When they came abreast of him, they drew up. “You goin’ some place, mister?”
“Gold City.”
“If you’re huntin’ gold it’s no place to go. The only gold they ever found there was in the name.”
“I might be lucky.”
“Get in. We’re goin’ thataway.” The big man spoke to the team, slapped them lightly with the reins, and the wagon rolled off with Rodelo in the back, sitting near a girl, and a damned attractive one, he decided.
“That’s a ghost town now, mister. You realize that?”
“It’s not quite a ghost town. Old Sam Burrows is still around. He runs the store and saloon. I left my horse with him some time back.”
“Seems a far-off place to leave a horse,” the big man commented.
“Does, doesn’t it?”
Dan Rodelo looked at the girl, who regarded him coolly, showing no interest. The two men exchanged comments from time to time, and Rodelo gathered their names were Clint and Jake.
The night was still, and when the horses slowed to walk up a long hill, there was no sound to be heard but that of their own passage. Dan Rodelo stretched out his legs. It felt good to be riding. He eased his holster into a handy position and caught the girl’s glance as she noticed it.
They were wondering about him, as he was about them. Two men and a girl going to Gold City…for what?
Gold City was not only a ghost town, but it was the end of the trail. Beyond lay the desert…a desert that was empty all the way to the border, and far beyond. Dan Rodelo was not really a suspicious man, but at the moment he was wondering if somebody else had the same idea he had. It would be wise to be careful, very careful.
Gold City was not much more than a ramshackle store and saloon, three steps up from the walk to the porch under the overhang.
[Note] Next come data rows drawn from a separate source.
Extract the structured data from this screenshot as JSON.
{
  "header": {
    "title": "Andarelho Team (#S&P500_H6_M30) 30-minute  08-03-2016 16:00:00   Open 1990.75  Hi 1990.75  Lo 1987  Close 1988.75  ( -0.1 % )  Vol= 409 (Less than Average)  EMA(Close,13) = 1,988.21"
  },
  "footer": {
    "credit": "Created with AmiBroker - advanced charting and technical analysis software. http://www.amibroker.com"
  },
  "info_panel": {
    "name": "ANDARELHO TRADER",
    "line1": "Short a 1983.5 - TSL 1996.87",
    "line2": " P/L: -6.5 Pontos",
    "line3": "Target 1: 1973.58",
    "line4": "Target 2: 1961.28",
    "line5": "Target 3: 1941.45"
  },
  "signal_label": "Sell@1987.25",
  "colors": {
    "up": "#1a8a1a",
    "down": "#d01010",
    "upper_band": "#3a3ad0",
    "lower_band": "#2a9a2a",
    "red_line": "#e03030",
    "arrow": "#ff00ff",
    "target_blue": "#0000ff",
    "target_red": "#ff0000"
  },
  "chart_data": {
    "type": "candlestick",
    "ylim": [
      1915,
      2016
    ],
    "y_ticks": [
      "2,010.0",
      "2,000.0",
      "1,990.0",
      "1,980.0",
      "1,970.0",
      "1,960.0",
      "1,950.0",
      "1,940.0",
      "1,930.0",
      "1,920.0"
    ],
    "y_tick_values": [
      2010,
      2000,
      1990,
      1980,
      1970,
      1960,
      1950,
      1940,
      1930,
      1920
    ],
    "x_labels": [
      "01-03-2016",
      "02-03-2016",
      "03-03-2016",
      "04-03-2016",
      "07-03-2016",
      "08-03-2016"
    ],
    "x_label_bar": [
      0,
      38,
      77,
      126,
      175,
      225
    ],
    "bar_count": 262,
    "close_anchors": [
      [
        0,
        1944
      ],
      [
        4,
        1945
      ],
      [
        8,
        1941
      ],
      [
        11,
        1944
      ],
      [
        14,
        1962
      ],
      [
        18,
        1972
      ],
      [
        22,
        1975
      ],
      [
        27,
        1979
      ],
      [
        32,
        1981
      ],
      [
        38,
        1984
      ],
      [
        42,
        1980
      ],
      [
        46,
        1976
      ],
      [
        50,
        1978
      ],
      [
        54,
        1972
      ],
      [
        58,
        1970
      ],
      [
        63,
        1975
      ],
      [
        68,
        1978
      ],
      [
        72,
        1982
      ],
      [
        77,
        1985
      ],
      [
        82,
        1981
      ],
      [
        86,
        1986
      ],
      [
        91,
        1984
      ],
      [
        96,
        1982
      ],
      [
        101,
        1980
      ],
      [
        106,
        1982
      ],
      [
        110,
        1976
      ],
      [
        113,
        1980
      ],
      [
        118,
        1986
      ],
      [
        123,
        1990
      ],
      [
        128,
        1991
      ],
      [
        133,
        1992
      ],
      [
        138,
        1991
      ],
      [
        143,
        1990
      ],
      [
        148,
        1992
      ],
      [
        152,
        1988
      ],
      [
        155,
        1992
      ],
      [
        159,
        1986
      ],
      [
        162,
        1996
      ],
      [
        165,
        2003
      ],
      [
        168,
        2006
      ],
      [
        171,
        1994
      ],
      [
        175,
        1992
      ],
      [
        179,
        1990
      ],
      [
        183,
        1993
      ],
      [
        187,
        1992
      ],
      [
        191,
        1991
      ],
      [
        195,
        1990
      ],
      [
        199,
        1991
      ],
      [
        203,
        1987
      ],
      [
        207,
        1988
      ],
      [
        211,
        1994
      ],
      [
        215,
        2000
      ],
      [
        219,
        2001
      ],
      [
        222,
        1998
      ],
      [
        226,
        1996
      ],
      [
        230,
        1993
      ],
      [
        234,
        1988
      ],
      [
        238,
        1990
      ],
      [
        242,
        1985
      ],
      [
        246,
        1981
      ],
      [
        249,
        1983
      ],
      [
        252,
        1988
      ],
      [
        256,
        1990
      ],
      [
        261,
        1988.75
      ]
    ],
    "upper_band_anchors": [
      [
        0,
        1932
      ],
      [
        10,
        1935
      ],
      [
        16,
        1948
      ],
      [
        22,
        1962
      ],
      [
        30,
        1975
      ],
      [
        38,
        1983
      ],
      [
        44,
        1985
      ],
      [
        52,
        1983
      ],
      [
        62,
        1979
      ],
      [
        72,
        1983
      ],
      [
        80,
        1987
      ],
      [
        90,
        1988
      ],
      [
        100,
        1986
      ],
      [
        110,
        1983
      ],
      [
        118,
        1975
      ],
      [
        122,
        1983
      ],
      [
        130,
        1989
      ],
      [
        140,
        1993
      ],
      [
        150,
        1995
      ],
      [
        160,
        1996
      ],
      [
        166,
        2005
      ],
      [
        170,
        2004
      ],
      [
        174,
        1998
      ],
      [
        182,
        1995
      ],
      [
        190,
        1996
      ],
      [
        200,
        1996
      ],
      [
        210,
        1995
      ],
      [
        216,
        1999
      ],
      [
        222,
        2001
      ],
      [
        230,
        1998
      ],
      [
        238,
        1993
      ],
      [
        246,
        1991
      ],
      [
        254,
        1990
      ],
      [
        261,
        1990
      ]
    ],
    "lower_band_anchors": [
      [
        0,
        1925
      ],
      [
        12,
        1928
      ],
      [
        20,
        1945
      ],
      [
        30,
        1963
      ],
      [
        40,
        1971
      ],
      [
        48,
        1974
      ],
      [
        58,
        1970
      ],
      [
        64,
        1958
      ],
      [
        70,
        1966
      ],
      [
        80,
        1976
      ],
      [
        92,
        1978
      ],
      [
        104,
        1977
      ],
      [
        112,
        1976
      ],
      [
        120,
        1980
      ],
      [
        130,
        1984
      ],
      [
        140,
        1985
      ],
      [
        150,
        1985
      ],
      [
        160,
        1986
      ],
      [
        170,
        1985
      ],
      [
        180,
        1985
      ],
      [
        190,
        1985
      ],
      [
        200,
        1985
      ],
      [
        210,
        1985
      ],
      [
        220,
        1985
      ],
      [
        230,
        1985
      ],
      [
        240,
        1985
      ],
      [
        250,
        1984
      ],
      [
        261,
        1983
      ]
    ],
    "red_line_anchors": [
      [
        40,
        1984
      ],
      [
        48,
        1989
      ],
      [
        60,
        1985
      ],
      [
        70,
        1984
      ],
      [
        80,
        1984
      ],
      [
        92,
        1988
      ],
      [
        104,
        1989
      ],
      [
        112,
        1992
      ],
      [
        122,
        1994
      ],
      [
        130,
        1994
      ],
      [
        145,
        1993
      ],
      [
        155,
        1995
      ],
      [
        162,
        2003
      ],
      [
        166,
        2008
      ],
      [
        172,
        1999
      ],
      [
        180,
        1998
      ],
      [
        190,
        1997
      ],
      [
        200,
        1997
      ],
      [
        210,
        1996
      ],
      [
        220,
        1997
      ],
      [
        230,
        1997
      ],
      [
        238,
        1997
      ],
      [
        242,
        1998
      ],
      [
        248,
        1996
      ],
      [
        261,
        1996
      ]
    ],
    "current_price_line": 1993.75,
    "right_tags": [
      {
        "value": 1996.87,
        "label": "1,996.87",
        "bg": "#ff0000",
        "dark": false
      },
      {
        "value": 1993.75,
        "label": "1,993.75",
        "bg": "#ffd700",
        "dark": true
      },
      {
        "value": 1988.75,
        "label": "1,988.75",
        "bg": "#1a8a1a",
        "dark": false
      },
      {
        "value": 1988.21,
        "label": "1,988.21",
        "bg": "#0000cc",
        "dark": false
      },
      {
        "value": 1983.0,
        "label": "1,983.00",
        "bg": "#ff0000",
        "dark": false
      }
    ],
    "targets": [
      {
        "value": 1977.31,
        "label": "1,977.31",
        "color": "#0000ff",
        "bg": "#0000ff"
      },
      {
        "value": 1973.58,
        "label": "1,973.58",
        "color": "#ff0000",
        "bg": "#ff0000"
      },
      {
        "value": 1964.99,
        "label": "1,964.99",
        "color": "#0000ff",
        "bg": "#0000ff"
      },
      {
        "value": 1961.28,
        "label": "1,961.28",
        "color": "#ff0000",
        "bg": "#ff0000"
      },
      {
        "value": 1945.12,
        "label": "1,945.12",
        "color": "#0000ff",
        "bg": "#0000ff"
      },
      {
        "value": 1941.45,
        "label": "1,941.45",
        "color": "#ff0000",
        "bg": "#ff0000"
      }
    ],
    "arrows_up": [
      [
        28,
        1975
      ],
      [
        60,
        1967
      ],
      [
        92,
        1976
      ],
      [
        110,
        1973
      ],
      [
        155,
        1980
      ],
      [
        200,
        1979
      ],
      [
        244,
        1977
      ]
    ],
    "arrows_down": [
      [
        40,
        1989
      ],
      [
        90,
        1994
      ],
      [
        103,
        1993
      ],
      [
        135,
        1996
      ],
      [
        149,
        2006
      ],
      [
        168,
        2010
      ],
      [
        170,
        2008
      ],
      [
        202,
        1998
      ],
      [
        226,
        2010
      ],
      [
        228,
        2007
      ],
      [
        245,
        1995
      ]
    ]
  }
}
Across the street stood an adobe, crumbling to ruin, and there was a scattering of other abandoned buildings along this street and back from it on both sides. There was no tree in sight, nothing but creosote brush, brittle bush, and a scattering of prickly pear and ocotillo.
Sam, smoking his pipe on the porch, watched the wagon approach. The dog lying at his feet growled, then subsided. Sam wore a belt gun, which he could use, and there was a shotgun just inside the door.
As the wagon rolled to a halt his wary old eyes slid over the occupants, then held on Rodelo.
“Hiya, Sam!”
“Bless my soul, if it ain’t Rodelo. I’d no idea your time was up.”